GPT-SoVITS MLX
Pure Rust implementation of GPT-SoVITS with MLX acceleration for Apple Silicon. Enables few-shot voice cloning with just a few seconds of reference audio.
Features
- Few-shot voice cloning: Clone any voice with just a few seconds of reference audio
- Mixed Chinese-English: Natural handling of mixed language text
- High performance: 4x realtime synthesis on Apple Silicon
- Pure Rust: No Python dependencies at runtime
On Apple Silicon (M-series):
- Model loading: ~50ms
- Synthesis: ~4x realtime (generates 20s audio in 5s)
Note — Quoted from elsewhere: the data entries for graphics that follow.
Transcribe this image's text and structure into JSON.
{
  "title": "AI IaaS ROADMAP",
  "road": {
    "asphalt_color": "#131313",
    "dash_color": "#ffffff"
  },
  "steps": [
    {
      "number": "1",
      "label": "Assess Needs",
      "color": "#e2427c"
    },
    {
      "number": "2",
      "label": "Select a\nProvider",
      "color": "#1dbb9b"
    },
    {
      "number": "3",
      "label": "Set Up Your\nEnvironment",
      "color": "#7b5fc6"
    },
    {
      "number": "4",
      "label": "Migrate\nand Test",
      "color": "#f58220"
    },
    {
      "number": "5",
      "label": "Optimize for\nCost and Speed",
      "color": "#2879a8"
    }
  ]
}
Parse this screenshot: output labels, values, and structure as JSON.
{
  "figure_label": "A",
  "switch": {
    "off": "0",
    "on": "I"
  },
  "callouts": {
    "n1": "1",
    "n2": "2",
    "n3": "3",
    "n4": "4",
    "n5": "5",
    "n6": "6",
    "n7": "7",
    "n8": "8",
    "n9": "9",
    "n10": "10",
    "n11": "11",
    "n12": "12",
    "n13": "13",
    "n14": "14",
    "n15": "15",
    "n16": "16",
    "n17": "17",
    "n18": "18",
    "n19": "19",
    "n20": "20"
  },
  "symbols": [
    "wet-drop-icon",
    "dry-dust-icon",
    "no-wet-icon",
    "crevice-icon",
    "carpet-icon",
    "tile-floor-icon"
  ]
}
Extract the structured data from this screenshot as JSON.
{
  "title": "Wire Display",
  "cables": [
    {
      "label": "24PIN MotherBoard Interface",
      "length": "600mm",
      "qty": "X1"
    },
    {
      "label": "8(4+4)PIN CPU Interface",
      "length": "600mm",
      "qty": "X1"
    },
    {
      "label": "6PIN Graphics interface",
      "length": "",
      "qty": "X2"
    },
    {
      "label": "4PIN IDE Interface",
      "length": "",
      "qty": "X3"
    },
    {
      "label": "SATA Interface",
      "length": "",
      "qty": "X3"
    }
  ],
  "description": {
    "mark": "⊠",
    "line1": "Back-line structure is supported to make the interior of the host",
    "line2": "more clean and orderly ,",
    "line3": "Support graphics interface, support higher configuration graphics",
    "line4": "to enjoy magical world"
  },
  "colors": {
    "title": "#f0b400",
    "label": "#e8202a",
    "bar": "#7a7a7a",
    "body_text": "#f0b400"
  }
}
- Memory: ~2GB for all models
Installation
Quick start
use gpt_sovits_mlx::VoiceCloner;
let mut cloner = VoiceCloner::with_defaults()?;
cloner.set_reference_audio("/path/to/reference.wav")?;
let audio = cloner.synthesize("你好,世界!")?;
cloner.play(&audio)?;
VoiceCloner
Main API for voice cloning with GPT-SoVITS.
VoiceCloner::new
Create a new voice cloner with configuration.
pub fn new(config: VoiceClonerConfig) -> Result<Self, Error>
config
VoiceClonerConfig
required
Configuration with model paths and sampling parameters
return
Result<VoiceCloner, Error>
Voice cloner instance with loaded models
VoiceCloner::with_defaults
Create with default configuration.
pub fn with_defaults() -> Result<Self, Error>
return
Result<VoiceCloner, Error>
Voice cloner with default model paths from ~/.OminiX/models/gpt-sovits-mlx
VoiceCloner::set_reference_audio
Set reference audio for voice cloning (zero-shot mode).
pub fn set_reference_audio(&mut self, path: impl AsRef<Path>) -> Result<(), Error>
Path to reference audio file (WAV format)
Success if reference loaded and mel spectrogram computed
Zero-shot mode uses only the reference audio mel spectrogram for voice style.
VoiceCloner::set_reference_audio_with_text
Set reference audio with transcript for few-shot mode.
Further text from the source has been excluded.